Unlike tonsils, adenoids shrink until they disappear by adulthood. H’s were bigger to start with, and not shrinking yet, and now basically just sitting in her mouth, taking up space. When the doctor described them as such dead weight, I again thought of the ways that people sometimes talk about immigrants sitting in the Home Depot parking lot, looking for work. Are they contributing anything? They’ve overstayed their welcome. Are they even supposed to be here?
How do we know who is supposed to be where?
The Center for Inclusion and Belonging at the American Immigration Council, along with an organization called Over Zero, published a study called The Belonging Barometer: The State of Belonging in America in 2023. This new measure, with its wonderful name, reported findings from a national survey that “demonstrated the connections between belonging and critical life outcomes,” which are many. It describes belonging as “a more general inference, drawn from cues, events, experiences, and relationships, about the quality of fit or potential fit between oneself and a setting.”5 No surprise that humans are hard-wired to find community and thrive when they do.

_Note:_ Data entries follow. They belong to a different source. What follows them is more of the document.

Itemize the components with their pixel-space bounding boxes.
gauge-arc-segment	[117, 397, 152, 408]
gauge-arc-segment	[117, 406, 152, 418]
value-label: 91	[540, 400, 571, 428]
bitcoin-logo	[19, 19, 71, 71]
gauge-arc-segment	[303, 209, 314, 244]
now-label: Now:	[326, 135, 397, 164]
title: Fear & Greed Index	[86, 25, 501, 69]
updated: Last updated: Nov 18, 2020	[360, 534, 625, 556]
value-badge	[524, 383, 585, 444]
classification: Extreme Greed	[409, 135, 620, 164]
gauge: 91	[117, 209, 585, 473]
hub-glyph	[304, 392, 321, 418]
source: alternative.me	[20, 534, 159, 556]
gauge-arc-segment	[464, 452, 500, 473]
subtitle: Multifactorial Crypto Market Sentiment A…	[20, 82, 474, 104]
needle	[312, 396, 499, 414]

The Barometer describes “fit” in five life settings: family, friends, workplace, local community, and the nation. And belonging is not synonymous with social relationships. A person can feel like they belong in a place where they don’t have friends; a person can feel lonely in a place where they belong; in some settings, a person can feel like they don’t belong, even in a room full of friends. Belonging also doesn’t always have to do with people at all. A person can feel belonging in relation to a landscape, a country, a church.

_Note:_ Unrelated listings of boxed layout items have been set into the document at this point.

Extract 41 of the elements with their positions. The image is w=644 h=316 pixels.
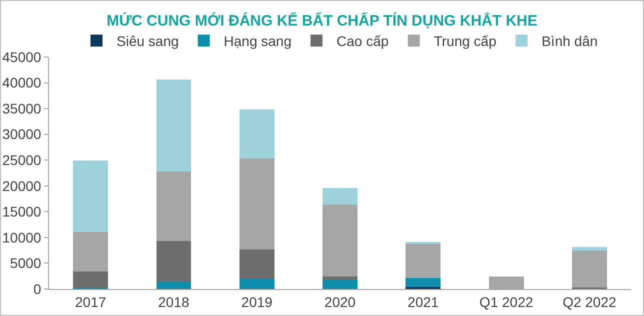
bar (322, 280, 358, 289)
y-tick-label: 0 (33, 280, 42, 297)
y-tick-label: 5000 (10, 255, 42, 272)
bar (73, 271, 108, 288)
legend-label: Bình dân (542, 33, 598, 50)
bar (239, 158, 274, 250)
x-tick-label: 2021 (408, 294, 439, 310)
bar (73, 160, 108, 232)
bar (156, 171, 192, 242)
bar (156, 241, 192, 282)
legend-label: Siêu sang (116, 33, 179, 50)
y-tick-label: 15000 (2, 204, 42, 220)
y-tick-label: 40000 (2, 74, 42, 91)
bar (239, 249, 274, 279)
bar (156, 282, 192, 289)
x-tick-label: 2019 (241, 294, 273, 310)
y-tick-label: 20000 (2, 178, 42, 194)
x-tick-label: 2020 (324, 294, 356, 310)
x-tick-label: 2018 (158, 294, 190, 310)
legend-label: Cao cấp (336, 33, 389, 50)
y-tick-label: 35000 (2, 100, 42, 116)
bar (239, 278, 274, 289)
legend-label: Hạng sang (224, 33, 292, 50)
bar (322, 276, 358, 280)
y-tick-label: 10000 (2, 229, 42, 246)
y-tick-label: 25000 (2, 152, 42, 168)
bar (239, 110, 274, 159)
bar (156, 80, 192, 172)
chart-title: MỨC CUNG MỚI ĐÁNG KỂ BẤT CHẤP TÍN DỤNG KHẮT KHE (106, 12, 538, 30)
y-tick-label: 30000 (2, 126, 42, 142)
bar (322, 204, 358, 277)
bar (322, 188, 358, 204)
bar (73, 232, 108, 272)
bar (406, 243, 441, 278)
x-tick-label: Q1 2022 (479, 294, 534, 310)
x-tick-label: 2017 (74, 294, 106, 310)
bar (572, 247, 607, 250)
x-tick-label: Q2 2022 (562, 294, 616, 310)
legend-label: Trung cấp (434, 33, 497, 50)
bar (406, 278, 441, 287)
y-tick-label: 45000 (2, 48, 42, 65)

If you spent a lifetime hearing hymns on Sundays like I did, you might know what it can mean to belong to a church. There is immense, binding power in standing with a group of people, facing the same direction, and singing. This is true in any choir, but in church, the music is infused with lyrics about heaven and hope and glory and God. You feel the heavy offering plate pass through your hands as it moves among the congregation, you throw back a tiny cup of grape juice with a hundred or more people in unison, you see the same little biddies sitting in the same pew week after week, with jaunty hats and pin curls.
I grew up in these congregations, so I tried to find one when I moved out on my own. The first was an Episcopal church, where I heard the tall, bald pastor. This church practiced even more grandiose rituals of worship than I was used to, but I met some friends and found a spot I liked on the left side of the sanctuary, and I led the music a time or two with several other adults who were clearly wary of letting someone new into the fold. But my voice was sweet and strong at the same time, one of them said, so I could help.
The King Uzziah sermon was one of the last I heard in that Episcopal church, because I was asked to stop taking communion when the staff found out I’d never been baptized. It’s not official Episcopal doctrine, but in this church, only people who’d been formally baptized were welcome to receive the bread and wine. In other words, only people who had followed the letter of the law were allowed to commune with the creator of the universe. I was encouraged to get baptized and then resume taking communion; of course, they said, they still wanted me to be part of the church family. Nothing about it felt like family anymore. I was in my early twenties then, a post-college newborn trying to figure out who I was. In the midst of my wandering and wondering, though, I was pretty sure that if God existed and someone approached the table in an effort to connect, God wouldn’t be too interested in checking papers.